What is ideal cash ratio?

Key Takeaways. The cash ratio is a liquidity ratio that measures a company’s ability to pay off short-term liabilities with highly liquid assets. There is no ideal figure, but a ratio of at least 0.5 to 1 is usually preferred.

What are examples of cash and cash equivalents?

Examples of cash equivalents include commercial paper, Treasury bills, and short-term government bonds with a maturity date of three months or less. Marketable securities and money market holdings are considered cash equivalents because they are liquid and not subject to material fluctuations in value.

What does cash ratio indicate?

The cash ratio is a measure of the liquidity of a firm, namely the ratio of the total assets and cash equivalents of a firm to its current liabilities. The metric calculates the ability of a company to repay its short-term debt with cash or near-cash resources, such as securities which are easily marketable.

Which of the following is a cash equivalent?

What are cash equivalents examples?

What is an example of a cash equivalent?

What does a cash ratio tell you?

The cash ratio is a liquidity measure that shows a company’s ability to cover its short-term obligations using only cash and cash equivalents. The cash ratio is derived by adding a company’s total reserves of cash and near-cash securities and dividing that sum by its total current liabilities.

What is cash to equity ratio?

The cash to equity ratio is the ratio of a company’s cash on hand against the total net worth of the company. It excludes the liabilities, expenditures and debts a company has already serviced. The cash to equity ratio is also a measure of the value or worth of a company to its shareholders.

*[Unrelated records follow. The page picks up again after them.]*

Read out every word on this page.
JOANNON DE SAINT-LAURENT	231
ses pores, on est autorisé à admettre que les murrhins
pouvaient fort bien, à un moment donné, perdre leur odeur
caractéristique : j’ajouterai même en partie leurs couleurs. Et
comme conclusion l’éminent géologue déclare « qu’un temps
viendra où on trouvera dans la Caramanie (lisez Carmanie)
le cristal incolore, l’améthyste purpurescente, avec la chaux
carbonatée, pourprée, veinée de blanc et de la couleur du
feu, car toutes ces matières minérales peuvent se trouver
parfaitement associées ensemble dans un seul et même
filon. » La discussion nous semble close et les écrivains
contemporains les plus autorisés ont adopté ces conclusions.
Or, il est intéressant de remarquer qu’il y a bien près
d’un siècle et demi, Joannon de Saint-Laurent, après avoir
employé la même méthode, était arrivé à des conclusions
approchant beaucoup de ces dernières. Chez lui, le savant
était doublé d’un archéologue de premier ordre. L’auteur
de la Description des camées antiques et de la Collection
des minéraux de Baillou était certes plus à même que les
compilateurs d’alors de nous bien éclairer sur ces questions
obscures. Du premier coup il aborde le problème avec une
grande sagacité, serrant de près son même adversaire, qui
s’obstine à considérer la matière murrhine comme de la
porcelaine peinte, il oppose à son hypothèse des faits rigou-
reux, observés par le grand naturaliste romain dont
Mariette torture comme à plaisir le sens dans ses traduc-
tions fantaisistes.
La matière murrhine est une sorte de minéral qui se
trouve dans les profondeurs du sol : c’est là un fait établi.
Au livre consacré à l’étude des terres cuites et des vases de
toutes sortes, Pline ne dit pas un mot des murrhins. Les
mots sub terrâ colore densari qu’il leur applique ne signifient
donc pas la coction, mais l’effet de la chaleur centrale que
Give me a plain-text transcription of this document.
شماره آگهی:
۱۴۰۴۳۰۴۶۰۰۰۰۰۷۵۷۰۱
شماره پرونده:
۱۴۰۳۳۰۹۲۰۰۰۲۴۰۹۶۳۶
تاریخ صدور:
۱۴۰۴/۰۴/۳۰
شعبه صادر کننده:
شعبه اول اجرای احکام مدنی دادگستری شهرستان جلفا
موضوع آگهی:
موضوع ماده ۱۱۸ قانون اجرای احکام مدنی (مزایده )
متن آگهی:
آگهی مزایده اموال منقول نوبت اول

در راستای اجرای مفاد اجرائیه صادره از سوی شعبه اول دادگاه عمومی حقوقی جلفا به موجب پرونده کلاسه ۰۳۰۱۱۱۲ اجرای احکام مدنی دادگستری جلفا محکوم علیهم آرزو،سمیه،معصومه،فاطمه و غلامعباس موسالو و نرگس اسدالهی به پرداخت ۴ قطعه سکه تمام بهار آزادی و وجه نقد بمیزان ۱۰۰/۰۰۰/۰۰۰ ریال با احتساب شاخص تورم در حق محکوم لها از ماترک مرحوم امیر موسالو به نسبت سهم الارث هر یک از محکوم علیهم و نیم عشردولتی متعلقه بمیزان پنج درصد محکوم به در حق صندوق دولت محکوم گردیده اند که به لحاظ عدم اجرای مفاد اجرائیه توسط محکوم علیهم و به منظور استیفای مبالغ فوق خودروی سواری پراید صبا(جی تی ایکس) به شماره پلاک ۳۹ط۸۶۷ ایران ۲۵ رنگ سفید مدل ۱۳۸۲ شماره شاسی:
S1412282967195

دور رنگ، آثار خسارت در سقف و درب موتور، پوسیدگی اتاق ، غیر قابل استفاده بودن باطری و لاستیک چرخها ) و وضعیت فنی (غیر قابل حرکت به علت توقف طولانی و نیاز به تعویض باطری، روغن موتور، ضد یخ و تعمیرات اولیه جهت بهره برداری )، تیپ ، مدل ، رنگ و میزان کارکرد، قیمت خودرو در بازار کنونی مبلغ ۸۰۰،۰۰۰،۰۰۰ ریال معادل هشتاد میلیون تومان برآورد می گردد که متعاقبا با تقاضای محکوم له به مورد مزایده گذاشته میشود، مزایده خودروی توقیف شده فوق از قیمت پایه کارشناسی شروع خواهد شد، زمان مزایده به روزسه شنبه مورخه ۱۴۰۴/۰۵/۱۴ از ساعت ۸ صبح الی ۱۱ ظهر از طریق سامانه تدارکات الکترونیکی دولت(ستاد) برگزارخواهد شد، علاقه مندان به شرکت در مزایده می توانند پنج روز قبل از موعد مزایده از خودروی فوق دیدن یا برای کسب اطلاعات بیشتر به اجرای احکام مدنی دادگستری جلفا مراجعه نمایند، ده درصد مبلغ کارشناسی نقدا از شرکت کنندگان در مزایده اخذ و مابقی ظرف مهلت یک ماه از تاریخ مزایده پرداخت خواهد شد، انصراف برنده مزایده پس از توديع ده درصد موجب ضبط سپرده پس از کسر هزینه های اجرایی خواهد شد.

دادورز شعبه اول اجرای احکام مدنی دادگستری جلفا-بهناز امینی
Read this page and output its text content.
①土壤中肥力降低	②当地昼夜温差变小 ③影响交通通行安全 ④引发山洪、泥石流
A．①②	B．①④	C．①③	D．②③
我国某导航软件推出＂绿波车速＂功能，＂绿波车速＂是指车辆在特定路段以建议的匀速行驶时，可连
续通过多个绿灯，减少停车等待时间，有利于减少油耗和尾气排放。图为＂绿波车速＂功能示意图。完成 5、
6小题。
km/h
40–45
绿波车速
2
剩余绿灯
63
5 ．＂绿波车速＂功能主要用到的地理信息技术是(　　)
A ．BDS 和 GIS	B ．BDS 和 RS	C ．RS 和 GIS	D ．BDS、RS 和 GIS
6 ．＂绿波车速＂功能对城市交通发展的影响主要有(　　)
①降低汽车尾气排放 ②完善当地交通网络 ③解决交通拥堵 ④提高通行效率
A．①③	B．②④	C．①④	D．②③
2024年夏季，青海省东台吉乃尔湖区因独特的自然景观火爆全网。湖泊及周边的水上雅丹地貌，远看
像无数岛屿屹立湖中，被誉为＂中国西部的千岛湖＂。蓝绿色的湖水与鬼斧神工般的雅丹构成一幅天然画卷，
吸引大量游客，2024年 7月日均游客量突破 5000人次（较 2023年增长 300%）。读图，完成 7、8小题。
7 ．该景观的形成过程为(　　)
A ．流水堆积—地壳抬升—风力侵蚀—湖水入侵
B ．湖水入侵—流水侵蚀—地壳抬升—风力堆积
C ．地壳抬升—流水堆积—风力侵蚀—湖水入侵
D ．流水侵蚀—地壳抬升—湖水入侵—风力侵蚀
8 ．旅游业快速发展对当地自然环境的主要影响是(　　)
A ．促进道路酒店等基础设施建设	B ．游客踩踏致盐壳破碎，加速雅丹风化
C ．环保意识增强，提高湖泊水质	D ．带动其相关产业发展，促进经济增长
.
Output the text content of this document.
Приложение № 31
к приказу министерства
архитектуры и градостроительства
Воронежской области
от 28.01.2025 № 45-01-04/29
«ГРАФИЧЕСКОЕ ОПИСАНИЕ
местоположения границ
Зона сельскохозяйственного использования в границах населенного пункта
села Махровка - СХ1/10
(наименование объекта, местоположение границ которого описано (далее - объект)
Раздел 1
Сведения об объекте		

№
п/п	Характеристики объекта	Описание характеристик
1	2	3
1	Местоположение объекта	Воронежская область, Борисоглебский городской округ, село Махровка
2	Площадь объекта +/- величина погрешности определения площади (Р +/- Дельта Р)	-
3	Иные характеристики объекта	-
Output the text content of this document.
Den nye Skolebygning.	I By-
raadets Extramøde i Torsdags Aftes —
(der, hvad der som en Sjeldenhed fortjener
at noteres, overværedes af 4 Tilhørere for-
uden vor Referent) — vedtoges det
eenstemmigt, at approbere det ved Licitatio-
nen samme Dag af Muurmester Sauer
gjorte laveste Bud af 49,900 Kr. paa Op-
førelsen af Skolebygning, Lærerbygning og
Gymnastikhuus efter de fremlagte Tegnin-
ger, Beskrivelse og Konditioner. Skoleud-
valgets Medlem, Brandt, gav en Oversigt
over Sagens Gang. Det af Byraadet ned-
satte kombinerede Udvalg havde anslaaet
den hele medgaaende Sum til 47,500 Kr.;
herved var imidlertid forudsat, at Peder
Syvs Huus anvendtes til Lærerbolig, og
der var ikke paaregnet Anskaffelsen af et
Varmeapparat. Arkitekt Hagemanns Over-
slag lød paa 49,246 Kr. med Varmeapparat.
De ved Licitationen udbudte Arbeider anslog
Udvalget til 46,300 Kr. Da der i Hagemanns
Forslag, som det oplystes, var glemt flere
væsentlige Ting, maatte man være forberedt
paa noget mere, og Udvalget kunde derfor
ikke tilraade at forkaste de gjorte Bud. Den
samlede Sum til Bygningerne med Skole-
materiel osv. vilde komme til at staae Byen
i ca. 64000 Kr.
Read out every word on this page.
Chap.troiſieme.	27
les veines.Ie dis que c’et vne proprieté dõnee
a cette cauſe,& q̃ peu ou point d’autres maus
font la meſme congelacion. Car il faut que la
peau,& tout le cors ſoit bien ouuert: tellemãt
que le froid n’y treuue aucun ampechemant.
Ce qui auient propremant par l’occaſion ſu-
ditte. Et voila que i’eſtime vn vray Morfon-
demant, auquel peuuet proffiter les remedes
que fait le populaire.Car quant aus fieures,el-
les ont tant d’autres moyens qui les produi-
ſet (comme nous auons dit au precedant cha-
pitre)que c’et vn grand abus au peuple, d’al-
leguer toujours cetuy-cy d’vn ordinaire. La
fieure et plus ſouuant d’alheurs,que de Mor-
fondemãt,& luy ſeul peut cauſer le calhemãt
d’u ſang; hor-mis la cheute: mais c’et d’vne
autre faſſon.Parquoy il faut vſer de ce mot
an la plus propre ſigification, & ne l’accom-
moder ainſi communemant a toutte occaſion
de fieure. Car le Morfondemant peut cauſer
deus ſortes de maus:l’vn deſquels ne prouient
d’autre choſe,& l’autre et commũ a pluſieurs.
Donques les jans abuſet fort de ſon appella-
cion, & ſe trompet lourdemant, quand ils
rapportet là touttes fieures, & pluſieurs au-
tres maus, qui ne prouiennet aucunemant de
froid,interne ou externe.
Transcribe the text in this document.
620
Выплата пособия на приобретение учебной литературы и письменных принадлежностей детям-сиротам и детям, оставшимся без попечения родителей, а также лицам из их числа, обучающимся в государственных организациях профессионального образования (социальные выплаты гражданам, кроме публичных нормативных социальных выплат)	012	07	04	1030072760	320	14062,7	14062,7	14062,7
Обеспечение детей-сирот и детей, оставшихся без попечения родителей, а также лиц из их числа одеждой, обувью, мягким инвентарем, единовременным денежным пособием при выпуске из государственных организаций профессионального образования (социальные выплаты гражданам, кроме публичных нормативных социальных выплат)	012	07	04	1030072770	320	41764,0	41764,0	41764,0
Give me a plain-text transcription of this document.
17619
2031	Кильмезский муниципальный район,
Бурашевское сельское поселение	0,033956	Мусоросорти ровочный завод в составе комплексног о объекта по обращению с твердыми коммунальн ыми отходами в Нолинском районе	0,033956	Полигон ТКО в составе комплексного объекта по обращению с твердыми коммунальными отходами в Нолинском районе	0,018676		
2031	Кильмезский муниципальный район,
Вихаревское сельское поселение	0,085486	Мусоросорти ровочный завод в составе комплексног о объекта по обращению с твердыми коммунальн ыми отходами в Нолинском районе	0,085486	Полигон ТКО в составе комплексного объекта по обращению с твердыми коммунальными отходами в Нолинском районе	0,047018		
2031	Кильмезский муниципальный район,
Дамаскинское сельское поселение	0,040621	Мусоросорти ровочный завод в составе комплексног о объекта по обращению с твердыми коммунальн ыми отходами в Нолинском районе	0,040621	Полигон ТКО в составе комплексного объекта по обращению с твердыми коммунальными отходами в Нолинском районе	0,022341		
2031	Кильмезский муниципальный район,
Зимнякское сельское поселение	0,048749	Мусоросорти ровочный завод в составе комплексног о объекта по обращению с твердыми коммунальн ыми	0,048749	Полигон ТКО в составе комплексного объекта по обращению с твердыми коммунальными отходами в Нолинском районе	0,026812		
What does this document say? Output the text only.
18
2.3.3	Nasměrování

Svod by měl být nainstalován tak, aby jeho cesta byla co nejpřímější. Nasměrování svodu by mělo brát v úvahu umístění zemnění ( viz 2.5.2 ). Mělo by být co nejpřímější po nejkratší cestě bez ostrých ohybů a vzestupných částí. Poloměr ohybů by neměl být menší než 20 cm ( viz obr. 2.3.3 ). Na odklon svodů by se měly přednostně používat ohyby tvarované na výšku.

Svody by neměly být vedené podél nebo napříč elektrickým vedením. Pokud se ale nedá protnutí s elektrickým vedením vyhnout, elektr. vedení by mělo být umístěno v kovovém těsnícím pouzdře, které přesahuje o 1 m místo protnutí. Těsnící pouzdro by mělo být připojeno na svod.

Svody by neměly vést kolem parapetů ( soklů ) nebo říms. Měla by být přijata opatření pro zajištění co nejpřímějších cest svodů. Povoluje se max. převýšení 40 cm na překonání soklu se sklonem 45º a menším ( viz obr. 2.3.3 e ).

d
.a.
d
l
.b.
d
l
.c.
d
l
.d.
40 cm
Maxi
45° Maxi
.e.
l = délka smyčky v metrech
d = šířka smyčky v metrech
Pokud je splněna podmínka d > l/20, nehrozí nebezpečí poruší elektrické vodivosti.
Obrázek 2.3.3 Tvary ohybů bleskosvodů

What is the importance of cash ratio?

Importance of Cash Ratio Most commonly, the cash ratio is used as a measure of the liquidity of a firm. This measure indicates the willingness of the company to do so without having to sell or liquidate other assets if the company is required to pay its current liabilities immediately.

What are the components of cash and cash equivalents?

Cash and cash equivalents refers to the line item on the balance sheet that reports the value of a company’s assets that are cash or can be converted into cash immediately. Cash equivalents include bank accounts and marketable securities, which are debt securities with maturities of less than 90 days.

Which of the following is not cash or cash equivalents?

An investment normally qualifies as cash and cash equivalents only if it has maturity period of three months. Thus, ‘Bank deposits with 100 days of maturity will not be included in cash and cash equivalents.